In major student destinations across the world, headlines whip up frenzy about the threat we face from bogus and fraudulent international students. The US, UK and Australia are popular study destinations and it is no surprise that the media has caused blind fear amongst their populations, with over 3 million students arriving in these countries each year.

It is a given that all parts of the international student recruitment chain must take steps to protect both national security and the reputation of each country’s education industry. All three countries share similar process for the detection and prevention of visa fraud. The US rejected more than a third of the total 490,000 applications processed and the UK a similar proportion of the 350,000 total applications. Yet Australia is the only country taking transparency of the visa process seriously, publishing detailed analysis of why students are refused visas. Given the similarities of the systems and processes in place, this data has provided good information on the scale and impact of supposed student visa fraud.

Evidence from Australia is clear: student visa fraud is limited and the processes and checks in place are fit for purpose. Of the 280,000 student visas issued for Australia in 2008, less than 0.5% of students had their visas cancelled for meeting their obligations as students, such as failing to attend classes regularly.

The Ernst & Young report, commissioned by DIAC – the Australian Government Department of Immigration and Citizenship – looked at 15 areas of risk, from document fraud committed by students, to collusion by sponsors and agents.

The report found only one risk category to be “significant” but was deemed so rare to be of little to no significance; fraudulent military service records.

Every other category of risk was found to be moderate or low risk and the report writers stated that, “…the visa issuing programme is operating in a risk environment with a moderate overall fraud risk profile”.

A report such as this would not be free of recommendations however, yet Ernst & Young could only suggest non-urgent areas on which to focus attention. They concluded that steps should be taken to improve Entry Clearance Officers’ abilities to assess English language qualifications and financial records. The report did highlight the role of education consultancies that are key in placing students on courses. Australia had already taken steps to build a network of trusted agents, who are given priority visa processing access.

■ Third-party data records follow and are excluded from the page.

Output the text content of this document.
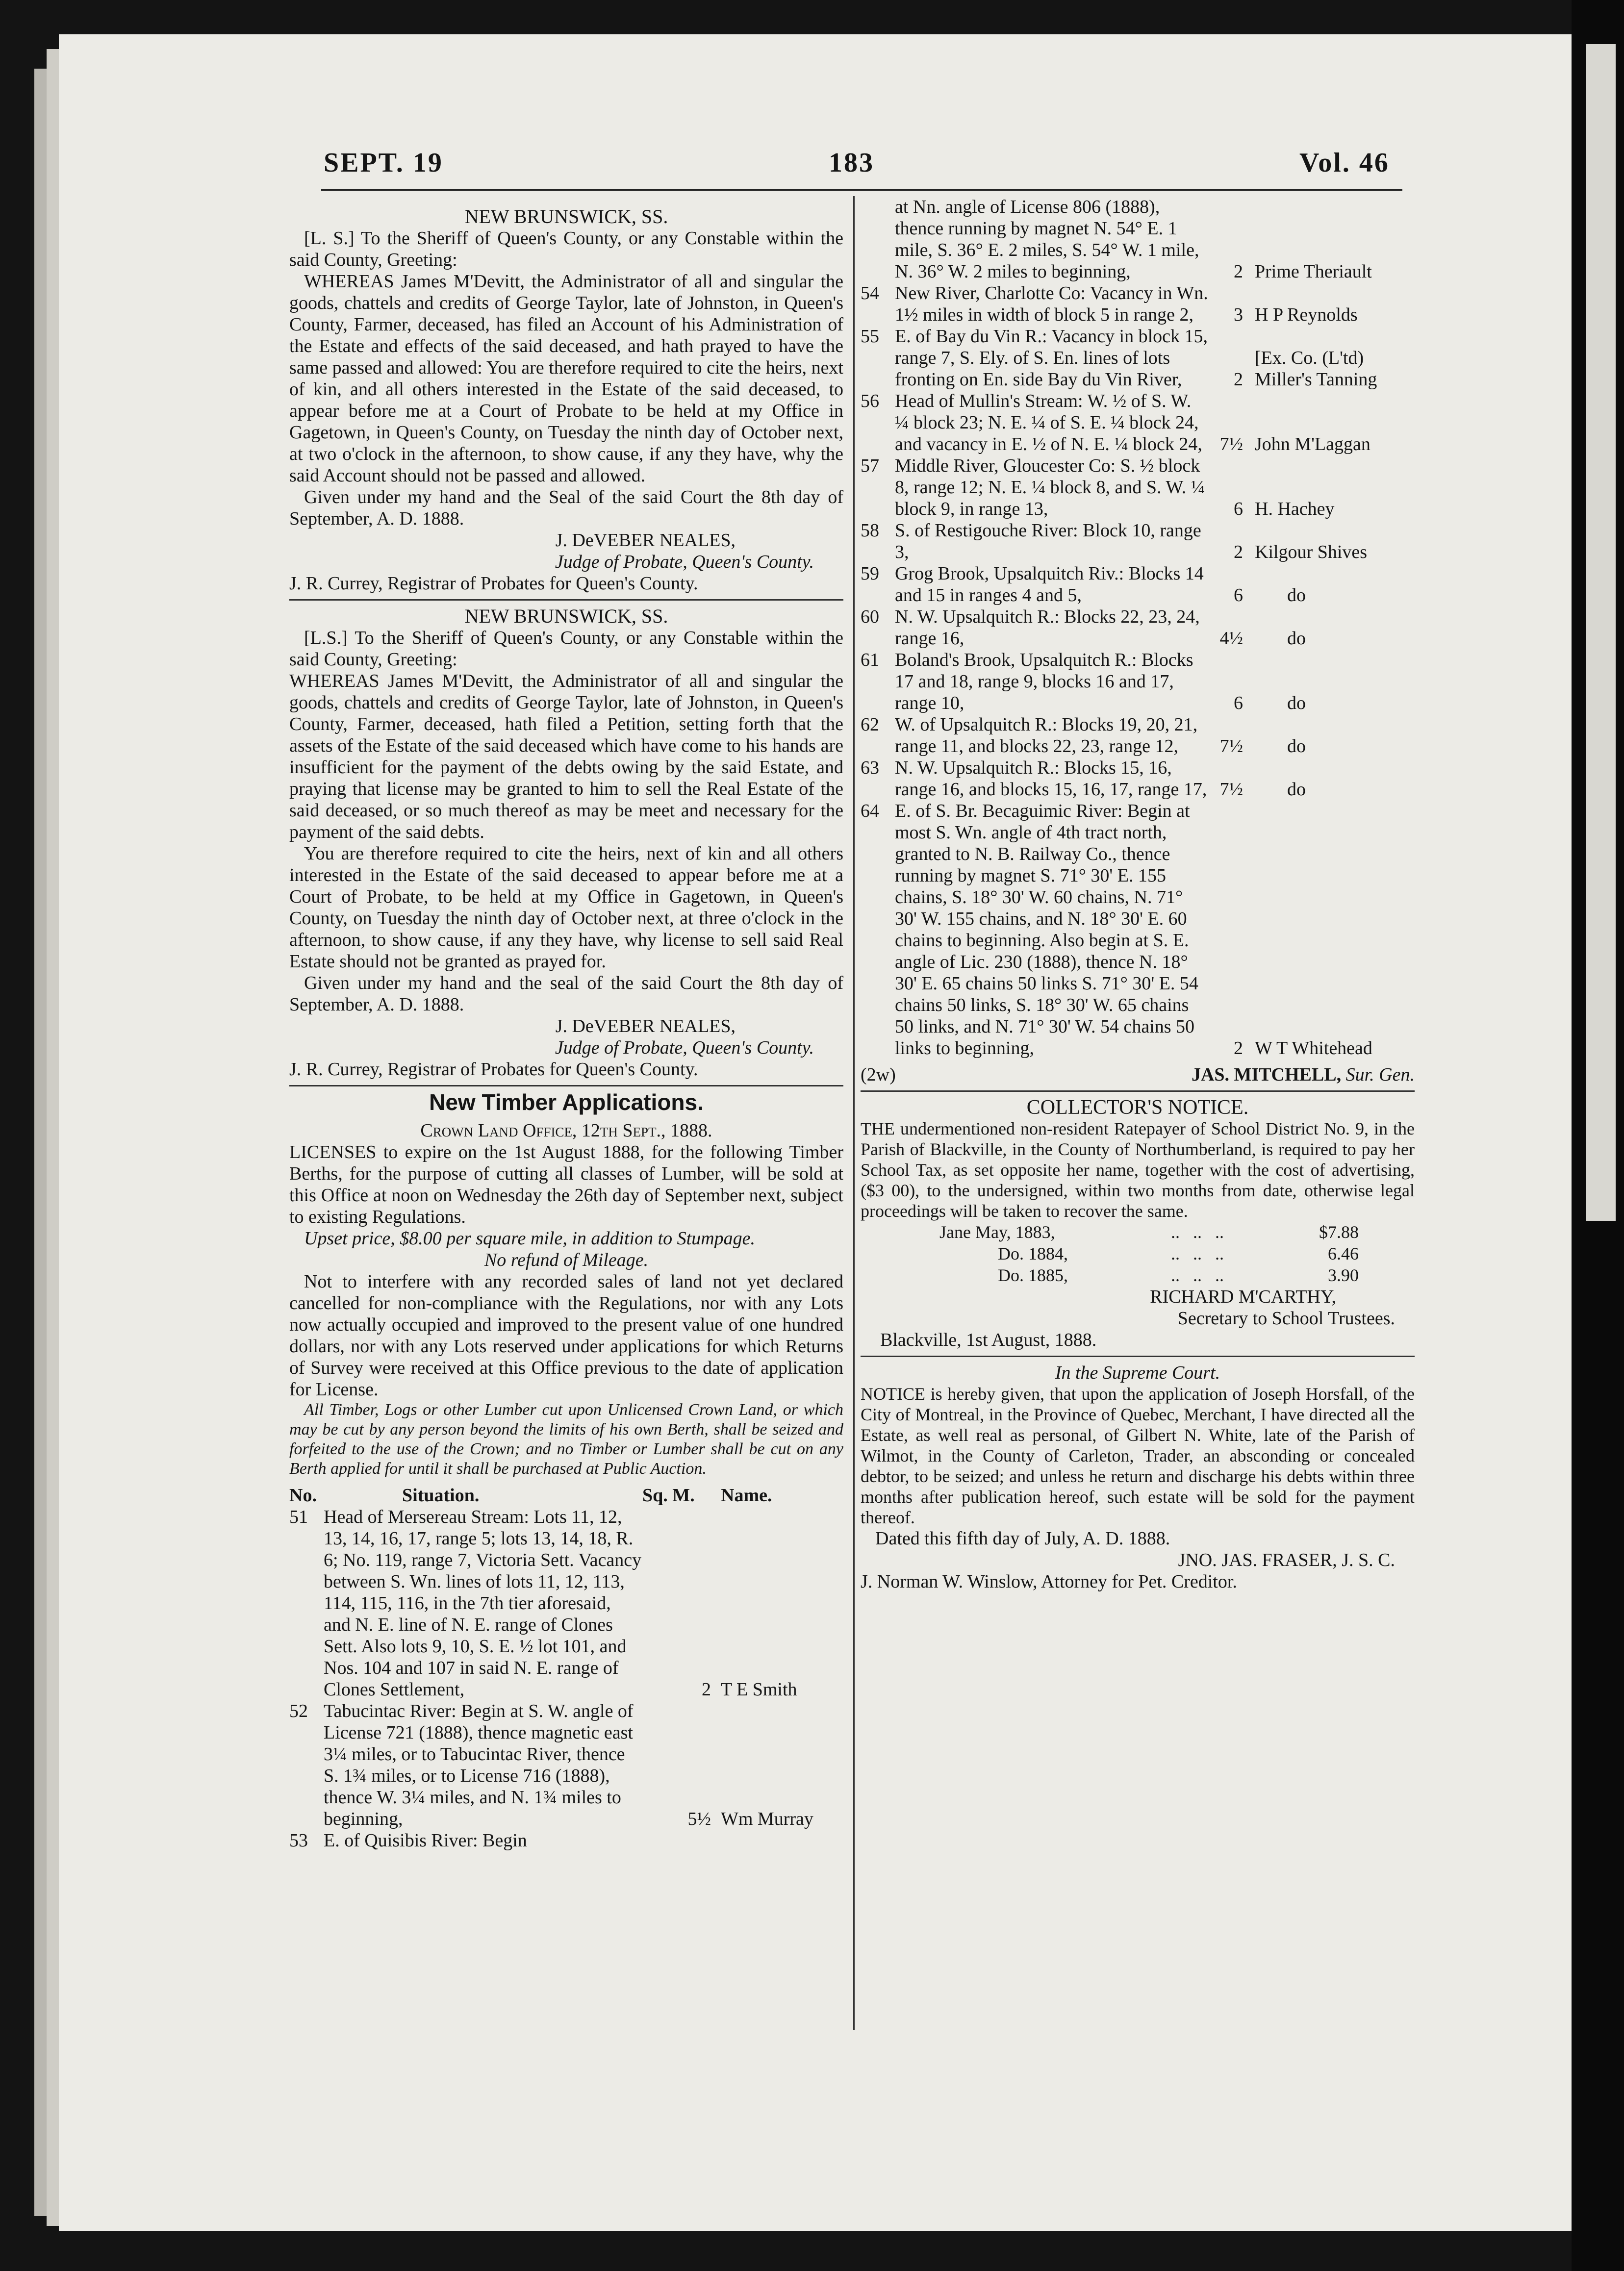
SEPT. 19	183	Vol. 46

NEW BRUNSWICK, SS.

[L. S.] To the Sheriff of Queen's County, or any Constable within the said County, Greeting:

WHEREAS James M'Devitt, the Administrator of all and singular the goods, chattels and credits of George Taylor, late of Johnston, in Queen's County, Farmer, deceased, has filed an Account of his Administration of the Estate and effects of the said deceased, and hath prayed to have the same passed and allowed: You are therefore required to cite the heirs, next of kin, and all others interested in the Estate of the said deceased, to appear before me at a Court of Probate to be held at my Office in Gagetown, in Queen's County, on Tuesday the ninth day of October next, at two o'clock in the afternoon, to show cause, if any they have, why the said Account should not be passed and allowed.

Given under my hand and the Seal of the said Court the 8th day of September, A. D. 1888.

J. DeVEBER NEALES,

Judge of Probate, Queen's County.

J. R. Currey, Registrar of Probates for Queen's County.

NEW BRUNSWICK, SS.

[L.S.] To the Sheriff of Queen's County, or any Constable within the said County, Greeting:

WHEREAS James M'Devitt, the Administrator of all and singular the goods, chattels and credits of George Taylor, late of Johnston, in Queen's County, Farmer, deceased, hath filed a Petition, setting forth that the assets of the Estate of the said deceased which have come to his hands are insufficient for the payment of the debts owing by the said Estate, and praying that license may be granted to him to sell the Real Estate of the said deceased, or so much thereof as may be meet and necessary for the payment of the said debts.

You are therefore required to cite the heirs, next of kin and all others interested in the Estate of the said deceased to appear before me at a Court of Probate, to be held at my Office in Gagetown, in Queen's County, on Tuesday the ninth day of October next, at three o'clock in the afternoon, to show cause, if any they have, why license to sell said Real Estate should not be granted as prayed for.

Given under my hand and the seal of the said Court the 8th day of September, A. D. 1888.

J. DeVEBER NEALES,

Judge of Probate, Queen's County.

J. R. Currey, Registrar of Probates for Queen's County.

New Timber Applications.

Crown Land Office, 12th Sept., 1888.

LICENSES to expire on the 1st August 1888, for the following Timber Berths, for the purpose of cutting all classes of Lumber, will be sold at this Office at noon on Wednesday the 26th day of September next, subject to existing Regulations.

Upset price, $8.00 per square mile, in addition to Stumpage.

No refund of Mileage.

Not to interfere with any recorded sales of land not yet declared cancelled for non-compliance with the Regulations, nor with any Lots now actually occupied and improved to the present value of one hundred dollars, nor with any Lots reserved under applications for which Returns of Survey were received at this Office previous to the date of application for License.

All Timber, Logs or other Lumber cut upon Unlicensed Crown Land, or which may be cut by any person beyond the limits of his own Berth, shall be seized and forfeited to the use of the Crown; and no Timber or Lumber shall be cut on any Berth applied for until it shall be purchased at Public Auction.

No.	Situation.	Sq. M.	Name.
51	Head of Mersereau Stream: Lots 11, 12, 13, 14, 16, 17, range 5; lots 13, 14, 18, R. 6; No. 119, range 7, Victoria Sett. Vacancy between S. Wn. lines of lots 11, 12, 113, 114, 115, 116, in the 7th tier aforesaid, and N. E. line of N. E. range of Clones Sett. Also lots 9, 10, S. E. ½ lot 101, and Nos. 104 and 107 in said N. E. range of Clones Settlement,	2	T E Smith
52	Tabucintac River: Begin at S. W. angle of License 721 (1888), thence magnetic east 3¼ miles, or to Tabucintac River, thence S. 1¾ miles, or to License 716 (1888), thence W. 3¼ miles, and N. 1¾ miles to beginning,	5½	Wm Murray
53	E. of Quisibis River: Begin		
	at Nn. angle of License 806 (1888), thence running by magnet N. 54° E. 1 mile, S. 36° E. 2 miles, S. 54° W. 1 mile, N. 36° W. 2 miles to beginning,	2	Prime Theriault
54	New River, Charlotte Co: Vacancy in Wn. 1½ miles in width of block 5 in range 2,	3	H P Reynolds
55	E. of Bay du Vin R.: Vacancy in block 15, range 7, S. Ely. of S. En. lines of lots fronting on En. side Bay du Vin River,	2	[Ex. Co. (L'td) Miller's Tanning
56	Head of Mullin's Stream: W. ½ of S. W. ¼ block 23; N. E. ¼ of S. E. ¼ block 24, and vacancy in E. ½ of N. E. ¼ block 24,	7½	John M'Laggan
57	Middle River, Gloucester Co: S. ½ block 8, range 12; N. E. ¼ block 8, and S. W. ¼ block 9, in range 13,	6	H. Hachey
58	S. of Restigouche River: Block 10, range 3,	2	Kilgour Shives
59	Grog Brook, Upsalquitch Riv.: Blocks 14 and 15 in ranges 4 and 5,	6	do
60	N. W. Upsalquitch R.: Blocks 22, 23, 24, range 16,	4½	do
61	Boland's Brook, Upsalquitch R.: Blocks 17 and 18, range 9, blocks 16 and 17, range 10,	6	do
62	W. of Upsalquitch R.: Blocks 19, 20, 21, range 11, and blocks 22, 23, range 12,	7½	do
63	N. W. Upsalquitch R.: Blocks 15, 16, range 16, and blocks 15, 16, 17, range 17,	7½	do
64	E. of S. Br. Becaguimic River: Begin at most S. Wn. angle of 4th tract north, granted to N. B. Railway Co., thence running by magnet S. 71° 30' E. 155 chains, S. 18° 30' W. 60 chains, N. 71° 30' W. 155 chains, and N. 18° 30' E. 60 chains to beginning. Also begin at S. E. angle of Lic. 230 (1888), thence N. 18° 30' E. 65 chains 50 links S. 71° 30' E. 54 chains 50 links, S. 18° 30' W. 65 chains 50 links, and N. 71° 30' W. 54 chains 50 links to beginning,	2	W T Whitehead
(2w)	JAS. MITCHELL, Sur. Gen.

COLLECTOR'S NOTICE.

THE undermentioned non-resident Ratepayer of School District No. 9, in the Parish of Blackville, in the County of Northumberland, is required to pay her School Tax, as set opposite her name, together with the cost of advertising, ($3 00), to the undersigned, within two months from date, otherwise legal proceedings will be taken to recover the same.

Jane May, 1883,	..   ..   ..	$7.88
Do. 1884,	..   ..   ..	6.46
Do. 1885,	..   ..   ..	3.90

RICHARD M'CARTHY,

Secretary to School Trustees.

Blackville, 1st August, 1888.

In the Supreme Court.

NOTICE is hereby given, that upon the application of Joseph Horsfall, of the City of Montreal, in the Province of Quebec, Merchant, I have directed all the Estate, as well real as personal, of Gilbert N. White, late of the Parish of Wilmot, in the County of Carleton, Trader, an absconding or concealed debtor, to be seized; and unless he return and discharge his debts within three months after publication hereof, such estate will be sold for the payment thereof.

Dated this fifth day of July, A. D. 1888.

JNO. JAS. FRASER, J. S. C.

J. Norman W. Winslow, Attorney for Pet. Creditor.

DIAC commented on the report: “We are concerned about education agents engaging in fraudulent practices. In 2009 the minister announced enhanced integrity measures, including upgrading the interview programme in case loads that were identified as high risk to build up evidence of fraud and removing access to eVisa to some agents where there is evidence of fraud.”

Australia has a more country-specific approach to scrutinising visa applications, which the UK would do well to implement. Applicants from India, Mauritius, Nepal, Brazil, Zimbabwe and Pakistan face greater scrutiny when applying for an Australian study visa. In China, things are taken a little bit further, where only government registered agencies can place students on courses in Australia. You’d worry this could stifle business, but Chinese students accounted for 18% of Australia’s total international student population in 2008.

Agents place one in five international students on courses in the UK and the government is committed to improving the quality of agents. The British Council has been active in bringing together representatives to better co-ordinate policies in the main countries offering English language courses.

This will not be possible however, without greater transparency from immigration authorities. Whilst DIAC seems to have a relatively open approach, the Ernst & Young warned that data gathering methods relating to visa fraud could be improved.

But by far the most important lesson to learn from the DIAC approach is that fraudsters move with the times and are quick to target new areas of potential weakness once other avenues are closed. In 2008, 53% of visa refusals were for applicants applying to universities. In 2009, this fell to 39% and colleges appeared to be under greater attack, with 50% of applications rejected for fraud.